Die größten Unwägbarkeiten bilden volatile Rohstoffpreise, die weitere Wechselkursentwicklung, insbesondere zum Euro und der infolge der Finanzkrise erschwerte Kreditzugang. Bereits 2009 lieferten sich die Unternehmen heftige Preiskämpfe, was sich negativ auf die Gewinnmargen in der ganzen Branche auswirkte. Sinkende Rohstoffpreise (Kunststoffgranulat) haben die Hersteller angesichts der rückläufigen Nachfrage sofort über die Endproduktpreise an die Kunden weitergegeben. Erst in den letzten Monaten hat sich das Preisniveau sowohl bei Granulat als auch Endprodukten leicht stabilisiert.

Plast-Boks sagt Polens Kunststoffsektor für das Gesamtjahr 2010 eine Stagnation voraus. Im Falle nur geringer Kursschwankungen hält Radpol ein minimales Wachstum für möglich. In einigen Marktsegmenten herrscht durchaus Optimismus: So rechnet der PVC-Fenster- und Türenbauer Drutex angesichts des sich leicht erholenden Wohnungs- und Wirtschaftsbaus 2010 mit einem Wachstum dieses Teilmarkts um 5%. Hoffnungen liegen ferner auf Infrastrukturmaßnahmen des öffentlichen Sektors, denn der Ausbau der Transportnetze des Landes verschlingt enorme Mengen an Kunststoffen. Manche Beobachter wollen erkannt haben, dass westeuropäische Länder in den letzten Monaten unter anderem verstärkt Kunststofflaminat aus Polen nachfragen.

Auch China könnte dazu beitragen, das Überangebot an Kunststoffen in Europa abzubauen. Doch stehen europäische Kunststoff-Exporteure unter starkem Konkurrenzdruck seitens anderer Wettbewerber, insbesondere aus Nahost. Ohne Einzelheiten zu benennen, will die erfolgreiche polnische Tochter des saudi-arabischen Chemie- und Metallkonzerns SABIC (Saudi Basic Industries Corporation) in eine neue Produktionslinie für Industriefolien investieren.

Erg erwartet im 1. Quartal eine Belebung bei Einspritzkunststoffen, klassischen Verpackungsfolien sowie einigen Produktneuheiten, die erst 2009 auf den Markt gekommen sind. Hoffnungen verbinden viele Unternehmen außerdem mit einigen modernen Kunststoffen, die in zunehmendem Maße Werkstoffe aus konventionellen Materialien ersetzen, zum Beispiel in den Bereichen Gebäude- und Verkehrstechnik. Innovative Polymere sind zwecks Gewichtsreduzierung der hergestellten Modelle beziehungsweise Umstieg auf Elektroantrieb auch in der krisengebeutelten Kfz-Branche gefragt. Noch hat diese - neben der Elektroindustrie, der Energie- und Bauwirtschaft - aber mit starken Nachfragerückgängen zu kämpfen.

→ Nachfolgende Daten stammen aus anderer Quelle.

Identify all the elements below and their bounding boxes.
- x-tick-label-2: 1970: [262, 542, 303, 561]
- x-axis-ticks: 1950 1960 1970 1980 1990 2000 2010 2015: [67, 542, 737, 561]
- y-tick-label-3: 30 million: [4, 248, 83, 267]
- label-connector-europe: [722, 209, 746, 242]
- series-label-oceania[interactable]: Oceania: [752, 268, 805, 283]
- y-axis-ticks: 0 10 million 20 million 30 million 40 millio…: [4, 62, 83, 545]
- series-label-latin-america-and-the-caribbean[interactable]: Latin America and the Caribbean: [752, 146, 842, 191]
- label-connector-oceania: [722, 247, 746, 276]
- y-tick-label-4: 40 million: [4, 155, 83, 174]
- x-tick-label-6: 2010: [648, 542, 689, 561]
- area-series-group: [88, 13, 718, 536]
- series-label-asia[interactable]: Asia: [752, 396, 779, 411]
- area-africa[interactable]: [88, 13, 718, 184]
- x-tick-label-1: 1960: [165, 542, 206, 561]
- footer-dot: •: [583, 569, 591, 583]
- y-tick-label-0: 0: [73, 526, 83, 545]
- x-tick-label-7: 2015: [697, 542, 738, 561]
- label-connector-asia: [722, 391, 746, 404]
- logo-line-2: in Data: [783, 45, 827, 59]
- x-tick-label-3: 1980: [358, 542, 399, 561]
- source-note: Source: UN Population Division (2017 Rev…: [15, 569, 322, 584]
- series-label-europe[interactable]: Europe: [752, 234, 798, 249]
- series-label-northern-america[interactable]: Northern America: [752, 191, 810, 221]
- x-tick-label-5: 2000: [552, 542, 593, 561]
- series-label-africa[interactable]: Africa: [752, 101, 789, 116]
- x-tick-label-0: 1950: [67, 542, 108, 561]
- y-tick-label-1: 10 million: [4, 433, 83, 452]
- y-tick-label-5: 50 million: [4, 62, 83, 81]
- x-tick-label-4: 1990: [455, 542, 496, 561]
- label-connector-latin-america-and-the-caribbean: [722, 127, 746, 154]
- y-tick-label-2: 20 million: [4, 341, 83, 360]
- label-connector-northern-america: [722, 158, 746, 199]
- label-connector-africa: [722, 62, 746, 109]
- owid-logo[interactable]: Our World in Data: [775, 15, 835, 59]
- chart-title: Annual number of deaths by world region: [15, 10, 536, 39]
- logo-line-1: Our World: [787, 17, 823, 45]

Kunststoff-Verpackungen sind von der Krise am geringsten betroffen. Insbesondere die Lebensmittel-, Pharma- und Kosmetikindustrie fragen weiterhin relativ große Mengen davon nach. Auch im Bereich Innenausstattung werden große Mengen an Kunststoffen benötigt. Als Hauptgrund führen Fachleute den in Mittel- und Osteuropa in Vergleich zu westlichen Ländern immer noch niedrigen Pro-Kopf-Verbrauch an Kunststoffen an. Der Bedarf an Folien und Behältnissen aus Polyolefinen soll 2010 sogar um einige Prozent zulegen. Allerdings könne dadurch angesichts der starken Nachfrageeinbrüche in den letzten beiden Jahren noch nicht wieder das Vorkrisen-Marktvolumen von 2007 erreicht werden.